St Colman’s Well, Kinvarra, County Clare
And may these characters remain
When all is ruin once again- W.B. Yeats, from a poem carved on his restored tower house at Thoor Ballylee
Who once came here? There will be locals who know. There will be locals who remember this place when it was not eaten by briar, and when the rags tied to the branches of the clootie tree were fresh, not rotten and damp. When the broken picture frames contained devotional images, and when the water ran clear. When the rounds were still made and the prayers still said.
There will be people like that around here, but I don’t know where to find them.
There are numerous wells dedicated to St Colman around these parts. I presume that this one, like others I have visited, is named for the local saint Colman Mac Duagh, though there are perhaps a dozen St Colmans in the country: a fact that alone testifies to the astonishing number of saints that this island once gave birth to.
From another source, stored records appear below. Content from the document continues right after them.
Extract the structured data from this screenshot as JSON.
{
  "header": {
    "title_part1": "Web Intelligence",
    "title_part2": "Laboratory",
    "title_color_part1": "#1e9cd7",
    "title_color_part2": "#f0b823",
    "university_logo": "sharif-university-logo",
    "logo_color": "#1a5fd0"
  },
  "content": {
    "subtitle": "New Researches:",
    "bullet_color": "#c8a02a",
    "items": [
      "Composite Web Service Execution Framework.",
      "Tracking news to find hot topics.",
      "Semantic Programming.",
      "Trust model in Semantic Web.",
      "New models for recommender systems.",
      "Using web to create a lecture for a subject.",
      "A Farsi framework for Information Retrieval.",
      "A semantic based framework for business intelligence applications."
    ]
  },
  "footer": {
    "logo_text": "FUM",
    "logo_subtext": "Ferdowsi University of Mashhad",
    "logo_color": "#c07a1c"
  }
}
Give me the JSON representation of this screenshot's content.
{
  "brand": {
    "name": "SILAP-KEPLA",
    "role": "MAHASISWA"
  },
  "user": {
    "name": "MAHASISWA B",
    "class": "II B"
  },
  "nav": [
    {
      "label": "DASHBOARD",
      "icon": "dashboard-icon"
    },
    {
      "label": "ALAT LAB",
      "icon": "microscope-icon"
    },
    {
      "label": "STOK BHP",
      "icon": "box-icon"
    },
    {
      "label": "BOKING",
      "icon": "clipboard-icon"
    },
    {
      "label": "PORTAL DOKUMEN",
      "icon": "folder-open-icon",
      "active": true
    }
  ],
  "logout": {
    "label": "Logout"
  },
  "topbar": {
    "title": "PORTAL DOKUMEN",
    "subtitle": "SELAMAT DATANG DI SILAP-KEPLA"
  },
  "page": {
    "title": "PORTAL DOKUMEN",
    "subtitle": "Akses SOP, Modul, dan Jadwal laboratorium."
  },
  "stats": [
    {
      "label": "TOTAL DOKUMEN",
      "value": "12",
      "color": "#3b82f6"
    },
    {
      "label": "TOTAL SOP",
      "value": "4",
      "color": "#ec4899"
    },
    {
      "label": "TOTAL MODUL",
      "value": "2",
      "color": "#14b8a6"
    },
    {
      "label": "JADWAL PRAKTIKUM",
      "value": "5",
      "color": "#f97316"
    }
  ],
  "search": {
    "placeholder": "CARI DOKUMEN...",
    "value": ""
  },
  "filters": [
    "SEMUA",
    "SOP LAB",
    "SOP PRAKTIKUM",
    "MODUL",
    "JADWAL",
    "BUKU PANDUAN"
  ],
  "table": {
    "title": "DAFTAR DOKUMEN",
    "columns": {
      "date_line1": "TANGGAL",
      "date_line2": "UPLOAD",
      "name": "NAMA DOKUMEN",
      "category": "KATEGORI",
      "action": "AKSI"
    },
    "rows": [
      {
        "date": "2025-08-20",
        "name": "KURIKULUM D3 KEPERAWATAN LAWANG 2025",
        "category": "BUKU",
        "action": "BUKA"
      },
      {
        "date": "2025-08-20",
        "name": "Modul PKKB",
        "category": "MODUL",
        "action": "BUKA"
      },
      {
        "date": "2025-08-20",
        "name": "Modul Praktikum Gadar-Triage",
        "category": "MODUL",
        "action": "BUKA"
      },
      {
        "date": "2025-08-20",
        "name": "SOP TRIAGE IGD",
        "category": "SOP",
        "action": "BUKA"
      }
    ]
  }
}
Before the ‘Great Schism’ between the Orthodox East and the Roman Catholic West, which was formalised in 1054 when each side excommunicated the other, around 3000 Irish saints were named by the church. After the Schism - from 1054 right through to the present - there have been just three. Such was the early surge of spiritual power that made this island and its people, before civilisation tied the church down.
But the power is fading now. This well is dry. And I wonder what came first: the end of the flowing waters, or the end of the visits from the people. Which is cause, and which effect?
Abandoned places are always melancholy. Sometimes the melancholy is the attraction. St Colman’s well sits on a major road junction - as ‘major’ as road junctions get in the Burren, anyway - but you wouldn’t find it unless you were looking. In amongst the trees, wrapped in brambles and ferns, up some slimy stone steps which themselves are awash with rioting greenery, is an old stone cross, leaning slightly askew. Look closer, and you’ll see one or two faded rags still tied to the tree beside it:
Once you begin to acclimatise - you’ll have to stay still, because every movement will cause a bramble scratch somewhere on your body - you will begin to see remnants of worship everywhere. Old stone ridges covered in moss. Rocks which might once have marked the stations of the cross. Sad old glass picture frames, with no images behind them, as if nature herself has taken on the role of iconoclast:
St Colman’s well, I found out later, was once an eye well. How many people have been cured or eased by prayer and the waters here over the centuries? Perhaps one day they will be again. But for now, the new Ireland of road junctions and roadside coffee trailers is in the ascendant. The stone cross seems patient though. Let’s see which outlasts the other.
Ivy is quick and brambles quicker. The trees will come. I guess you might date it to when the road was modernised and its foundations and drainage altered the lie of the land. One can guess the brambles and trees will come for the road in due time.
Names last longer, tears and love even longer - memory return fresh to the land.
I didn't realize what you meant by eyewell until now. Have a story for you, back in the late 80's my Dad had some type of eye problem, he couldnt drive or work. Had one surgery but no results, Dr said he would become blind eventually. He was sitting in Church one Sunday and he said his vision just "opened up" and he could see clear. Went to his Dr and he said he had never seen a reversal like that. He had no eye problems the remainder of his life.